In January 2023, the state rejected $6.2 million in funding from the CDC for prevention tools like HIV testing kits, condoms and PrEP, which had been prioritized for groups who are seeing higher rates of HIV, such as men who have sex with men, transgender women, people who inject drugs and heterosexual cisgender Black women. Instead, Tennessee planned to reallocate funding for HIV testing to three other groups: first responders, pregnant women and survivors of sex trafficking—populations that represent a tiny population of people vulnerable to acquiring HIV.
Massachusetts General Hospital analyzed the effects of this reallocation, using a computer-based simulation model called Cost-Effectiveness of Preventing AIDS Complications (CEPAC) to predict outcomes statewide.
The team of researchers found that shifting funding away from CDC-prioritized populations would result in an additional 166 HIV transmissions, 190 deaths and 843 life-years lost over a decade. Led by Ethan Borre, MD, the researchers also determined that the change would increase costs to the state by 1,300%, or $4.1 million. In a press release, Borre said Tennessee’s HIV funding reallocation would “worsen existing disparities with minoritized populations experiencing a lion’s share of increased deaths.”
“What you saw in this analysis would be decreased virological suppression, decreased linkage to care and fewer individuals biologically suppressed, and would prevent zero HIV transmissions in the Tennessee priority populations,” Dr. Agwu said. From 2018 to 2023, Tennessee reported a 40% increase in HIV transmission among people ages 15–19 years. “So we have to match what’s happening on the ground with our funding,” she said.

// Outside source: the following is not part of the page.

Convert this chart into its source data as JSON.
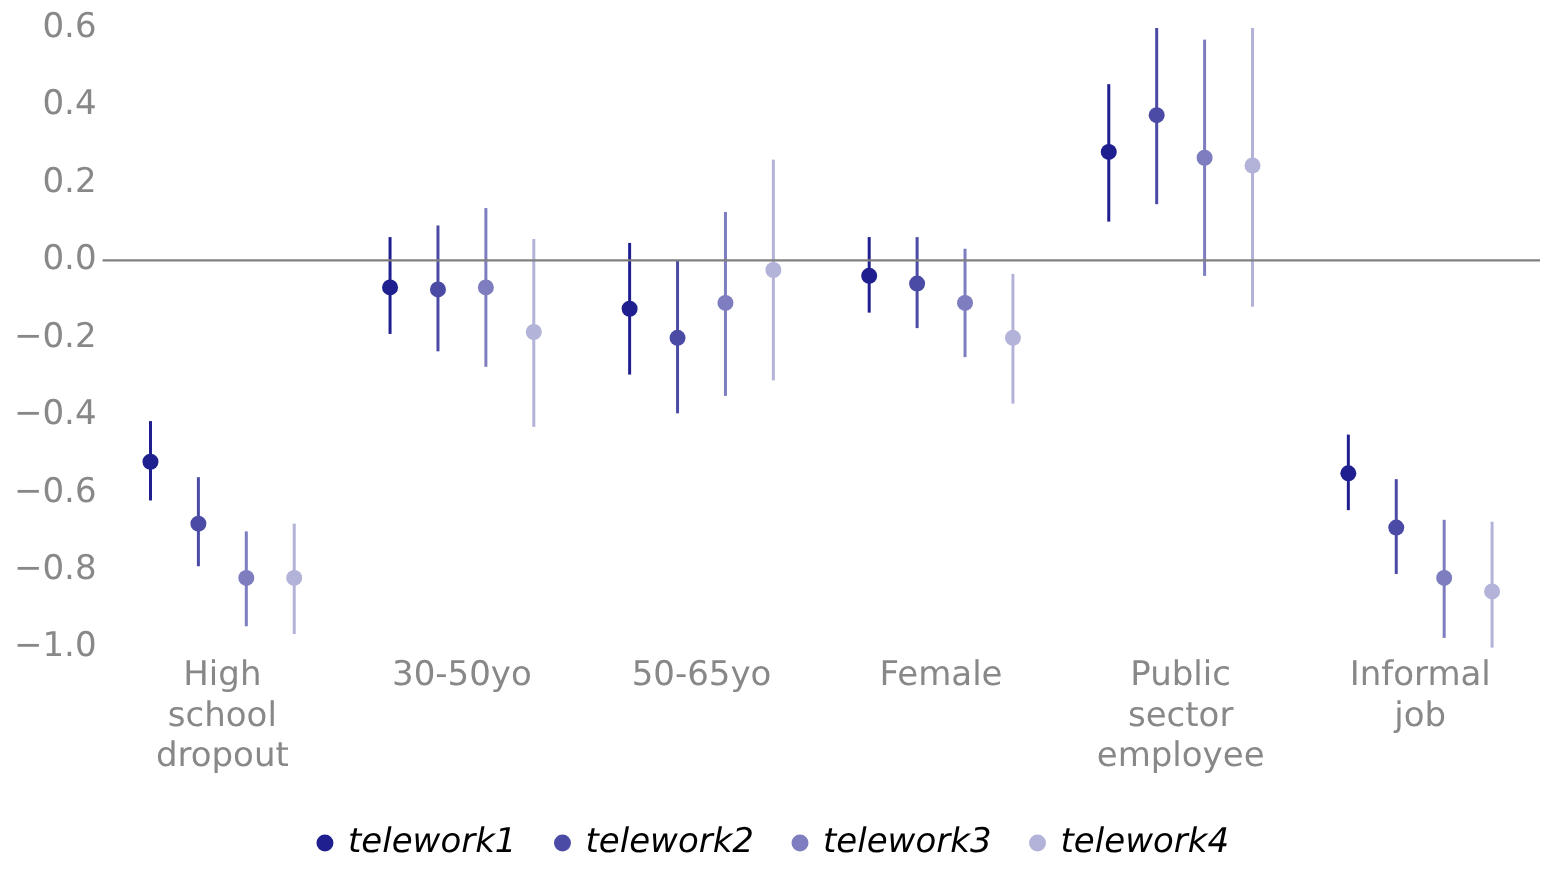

An epidemiological study released in May 2024 by the Tennessee Department of Health underscored this analysis, stating that that non-Hispanic Black people faced the highest burden of HIV across all gender and age groups in the state, and that 14% of new diagnoses occurred among people who inject drugs.
She ended on a hopeful note, telling participants to be calm but vigilant, especially in the face of proposals from Republicans in the U.S. Congress to slash hundreds of millions from federal HIV programs. “Please tell Congress to save HIV funding.”